Akhirnya, menjaga keseimbangan antara pekerjaan dan kehidupan pribadi juga merupakan kunci untuk mengelola emosi. Guru perlu memberikan perhatian kepada diri mereka waktu untuk bersantai, berolahraga, dan melakukan aktivitas yang mereka nikmati. Dengan cara ini, mereka dapat mengurangi stres dan meningkatkan kesejahteraan mental, yang akan membantu mereka menjadi pendidik yang lebih baik.
Mengelola emosi adalah keterampilan yang sangat penting bagi guru. Dengan memahami dampak emosi mereka terhadap proses pembelajaran, guru dapat mengambil langkah-langkah untuk mengelola emosi dengan lebih baik, menciptakan lingkungan belajar yang positif, dan meningkatkan kualitas pendidikan.

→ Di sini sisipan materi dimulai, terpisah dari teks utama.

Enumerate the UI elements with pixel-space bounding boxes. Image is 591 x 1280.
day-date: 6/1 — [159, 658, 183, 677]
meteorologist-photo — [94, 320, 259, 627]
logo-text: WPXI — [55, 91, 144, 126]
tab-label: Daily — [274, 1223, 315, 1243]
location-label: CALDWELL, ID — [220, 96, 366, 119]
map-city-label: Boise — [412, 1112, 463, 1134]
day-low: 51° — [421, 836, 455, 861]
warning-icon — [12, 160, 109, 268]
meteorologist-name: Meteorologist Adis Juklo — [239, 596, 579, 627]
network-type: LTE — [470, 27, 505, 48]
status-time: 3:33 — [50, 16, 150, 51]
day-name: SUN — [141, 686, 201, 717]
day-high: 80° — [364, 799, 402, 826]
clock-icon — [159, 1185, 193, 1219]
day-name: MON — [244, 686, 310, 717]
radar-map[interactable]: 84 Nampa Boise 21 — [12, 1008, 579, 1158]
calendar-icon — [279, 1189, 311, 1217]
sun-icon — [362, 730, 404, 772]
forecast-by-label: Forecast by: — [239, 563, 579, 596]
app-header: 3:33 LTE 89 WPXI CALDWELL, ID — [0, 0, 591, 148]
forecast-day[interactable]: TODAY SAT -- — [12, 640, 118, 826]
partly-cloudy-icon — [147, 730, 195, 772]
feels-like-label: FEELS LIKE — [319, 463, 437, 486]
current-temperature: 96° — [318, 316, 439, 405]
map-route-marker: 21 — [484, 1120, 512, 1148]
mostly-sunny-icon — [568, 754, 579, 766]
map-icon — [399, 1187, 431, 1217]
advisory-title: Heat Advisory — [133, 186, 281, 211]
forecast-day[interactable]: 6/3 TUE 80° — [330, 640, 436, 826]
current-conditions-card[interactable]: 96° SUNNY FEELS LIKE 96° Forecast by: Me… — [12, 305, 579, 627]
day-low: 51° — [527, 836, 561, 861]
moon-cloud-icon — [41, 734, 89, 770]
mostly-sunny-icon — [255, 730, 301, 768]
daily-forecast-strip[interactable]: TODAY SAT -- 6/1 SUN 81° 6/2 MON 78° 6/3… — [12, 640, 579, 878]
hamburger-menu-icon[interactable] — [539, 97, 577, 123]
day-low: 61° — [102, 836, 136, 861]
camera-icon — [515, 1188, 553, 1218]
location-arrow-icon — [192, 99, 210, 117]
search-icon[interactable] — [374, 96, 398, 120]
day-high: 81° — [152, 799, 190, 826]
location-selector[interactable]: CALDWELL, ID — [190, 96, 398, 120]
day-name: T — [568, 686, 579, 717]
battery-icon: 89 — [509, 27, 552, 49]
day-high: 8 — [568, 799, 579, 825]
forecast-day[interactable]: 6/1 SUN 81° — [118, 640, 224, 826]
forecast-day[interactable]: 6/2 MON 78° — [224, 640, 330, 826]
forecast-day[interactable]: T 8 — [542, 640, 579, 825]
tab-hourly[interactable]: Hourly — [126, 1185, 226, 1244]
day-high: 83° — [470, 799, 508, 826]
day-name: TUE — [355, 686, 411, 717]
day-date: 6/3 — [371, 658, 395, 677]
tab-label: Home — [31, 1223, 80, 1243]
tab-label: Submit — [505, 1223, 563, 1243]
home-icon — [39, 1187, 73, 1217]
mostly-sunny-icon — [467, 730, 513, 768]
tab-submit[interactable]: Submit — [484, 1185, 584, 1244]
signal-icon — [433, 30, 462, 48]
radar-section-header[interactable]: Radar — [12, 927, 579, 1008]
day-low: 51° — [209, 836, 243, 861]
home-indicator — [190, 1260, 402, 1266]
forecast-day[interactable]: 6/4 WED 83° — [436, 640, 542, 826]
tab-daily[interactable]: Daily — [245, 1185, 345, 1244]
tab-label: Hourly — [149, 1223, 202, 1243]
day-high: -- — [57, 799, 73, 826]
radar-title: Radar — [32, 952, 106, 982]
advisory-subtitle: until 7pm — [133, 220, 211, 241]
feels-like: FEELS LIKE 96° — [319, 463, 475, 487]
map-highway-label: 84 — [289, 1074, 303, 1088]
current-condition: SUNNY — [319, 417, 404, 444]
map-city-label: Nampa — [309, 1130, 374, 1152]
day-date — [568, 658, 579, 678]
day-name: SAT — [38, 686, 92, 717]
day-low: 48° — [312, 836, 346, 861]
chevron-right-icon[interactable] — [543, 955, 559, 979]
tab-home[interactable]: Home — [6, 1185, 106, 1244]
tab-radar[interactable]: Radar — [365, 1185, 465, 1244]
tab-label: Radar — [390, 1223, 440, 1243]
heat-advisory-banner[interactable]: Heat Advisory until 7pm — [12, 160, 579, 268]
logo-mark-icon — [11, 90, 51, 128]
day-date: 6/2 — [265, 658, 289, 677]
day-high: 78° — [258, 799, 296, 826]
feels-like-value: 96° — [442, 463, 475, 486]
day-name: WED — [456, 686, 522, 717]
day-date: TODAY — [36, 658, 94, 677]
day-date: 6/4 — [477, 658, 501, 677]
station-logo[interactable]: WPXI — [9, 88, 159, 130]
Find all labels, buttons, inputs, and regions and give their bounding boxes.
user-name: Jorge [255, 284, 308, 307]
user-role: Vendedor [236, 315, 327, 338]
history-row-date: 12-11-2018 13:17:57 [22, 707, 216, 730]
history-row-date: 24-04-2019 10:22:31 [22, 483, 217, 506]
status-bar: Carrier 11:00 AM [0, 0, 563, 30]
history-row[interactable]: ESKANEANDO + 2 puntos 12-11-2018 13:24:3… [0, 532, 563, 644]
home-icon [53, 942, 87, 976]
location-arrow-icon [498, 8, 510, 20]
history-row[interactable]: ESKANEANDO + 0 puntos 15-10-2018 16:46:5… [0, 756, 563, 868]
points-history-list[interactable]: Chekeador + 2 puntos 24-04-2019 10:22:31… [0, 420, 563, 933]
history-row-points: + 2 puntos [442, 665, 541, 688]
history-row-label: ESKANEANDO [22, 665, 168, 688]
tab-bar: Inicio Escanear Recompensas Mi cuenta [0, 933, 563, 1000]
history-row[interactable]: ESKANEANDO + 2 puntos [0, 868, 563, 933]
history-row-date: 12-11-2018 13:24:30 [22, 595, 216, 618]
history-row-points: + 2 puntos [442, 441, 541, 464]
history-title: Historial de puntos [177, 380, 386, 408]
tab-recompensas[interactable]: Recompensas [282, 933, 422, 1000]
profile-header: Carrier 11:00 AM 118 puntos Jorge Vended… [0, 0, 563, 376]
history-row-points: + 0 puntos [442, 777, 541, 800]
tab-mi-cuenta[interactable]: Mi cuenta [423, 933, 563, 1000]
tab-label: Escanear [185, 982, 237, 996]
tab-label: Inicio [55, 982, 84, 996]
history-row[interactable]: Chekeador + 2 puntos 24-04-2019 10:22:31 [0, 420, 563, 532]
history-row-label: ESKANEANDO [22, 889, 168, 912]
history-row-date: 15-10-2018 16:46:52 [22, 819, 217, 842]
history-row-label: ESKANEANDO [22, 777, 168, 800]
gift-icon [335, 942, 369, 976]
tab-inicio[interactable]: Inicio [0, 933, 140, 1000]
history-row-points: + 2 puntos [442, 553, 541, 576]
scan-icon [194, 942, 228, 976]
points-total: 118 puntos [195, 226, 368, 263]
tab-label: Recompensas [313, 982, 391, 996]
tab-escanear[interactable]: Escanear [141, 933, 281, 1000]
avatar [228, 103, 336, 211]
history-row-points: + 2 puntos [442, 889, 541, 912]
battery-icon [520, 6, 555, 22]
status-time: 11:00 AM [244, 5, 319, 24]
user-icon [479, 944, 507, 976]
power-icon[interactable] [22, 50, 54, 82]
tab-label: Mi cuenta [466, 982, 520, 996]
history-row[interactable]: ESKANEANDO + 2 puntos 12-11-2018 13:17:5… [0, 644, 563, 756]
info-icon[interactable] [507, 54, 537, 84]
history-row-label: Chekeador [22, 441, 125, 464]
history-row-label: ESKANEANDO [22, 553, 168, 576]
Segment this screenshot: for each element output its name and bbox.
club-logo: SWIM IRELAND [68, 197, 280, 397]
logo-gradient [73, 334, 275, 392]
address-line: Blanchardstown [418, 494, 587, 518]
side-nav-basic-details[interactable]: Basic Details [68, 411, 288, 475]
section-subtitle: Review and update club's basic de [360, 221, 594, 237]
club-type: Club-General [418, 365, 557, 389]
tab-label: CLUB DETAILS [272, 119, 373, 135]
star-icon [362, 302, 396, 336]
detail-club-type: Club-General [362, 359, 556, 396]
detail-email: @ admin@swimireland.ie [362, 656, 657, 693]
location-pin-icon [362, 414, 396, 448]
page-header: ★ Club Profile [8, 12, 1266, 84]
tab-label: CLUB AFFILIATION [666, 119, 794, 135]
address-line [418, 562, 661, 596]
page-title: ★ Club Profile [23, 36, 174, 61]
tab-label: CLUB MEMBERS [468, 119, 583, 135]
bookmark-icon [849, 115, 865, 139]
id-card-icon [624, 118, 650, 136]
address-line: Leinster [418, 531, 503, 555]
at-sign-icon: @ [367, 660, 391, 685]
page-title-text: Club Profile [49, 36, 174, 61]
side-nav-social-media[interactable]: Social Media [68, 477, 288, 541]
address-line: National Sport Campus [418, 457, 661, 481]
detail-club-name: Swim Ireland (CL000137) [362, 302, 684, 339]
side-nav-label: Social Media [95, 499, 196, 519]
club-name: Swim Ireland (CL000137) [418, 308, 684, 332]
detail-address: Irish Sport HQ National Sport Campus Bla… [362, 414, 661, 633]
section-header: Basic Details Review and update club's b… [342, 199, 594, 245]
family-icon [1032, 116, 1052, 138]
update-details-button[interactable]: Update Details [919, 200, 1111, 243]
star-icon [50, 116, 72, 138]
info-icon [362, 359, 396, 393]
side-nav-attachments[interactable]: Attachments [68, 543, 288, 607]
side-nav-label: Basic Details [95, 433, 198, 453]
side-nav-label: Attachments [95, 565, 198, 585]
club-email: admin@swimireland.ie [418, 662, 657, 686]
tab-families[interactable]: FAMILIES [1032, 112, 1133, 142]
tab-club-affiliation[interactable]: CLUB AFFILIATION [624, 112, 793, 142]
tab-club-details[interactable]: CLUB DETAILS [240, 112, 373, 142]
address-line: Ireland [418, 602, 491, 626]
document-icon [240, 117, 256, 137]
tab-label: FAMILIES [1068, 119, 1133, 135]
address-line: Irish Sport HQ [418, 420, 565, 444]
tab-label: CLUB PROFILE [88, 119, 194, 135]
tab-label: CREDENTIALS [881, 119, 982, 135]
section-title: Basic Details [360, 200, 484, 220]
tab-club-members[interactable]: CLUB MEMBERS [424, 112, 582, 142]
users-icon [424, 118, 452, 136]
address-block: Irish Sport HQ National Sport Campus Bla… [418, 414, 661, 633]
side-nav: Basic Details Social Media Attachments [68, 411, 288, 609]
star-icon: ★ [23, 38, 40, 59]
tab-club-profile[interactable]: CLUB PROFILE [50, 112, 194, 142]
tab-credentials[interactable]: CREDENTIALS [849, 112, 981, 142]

Melalui pelatihan, dukungan, refleksi diri, dan menjaga keseimbangan hidup, guru dapat mengatasi tantangan emosional dan memberikan pengalaman belajar yang lebih baik bagi siswa mereka. Mari kita dukung para guru untuk terus mengasah kemampuan mengelola emosi diri, karena mereka memiliki kekuatan untuk membentuk masa depan yang lebih baik bagi generasi mendatang.(*)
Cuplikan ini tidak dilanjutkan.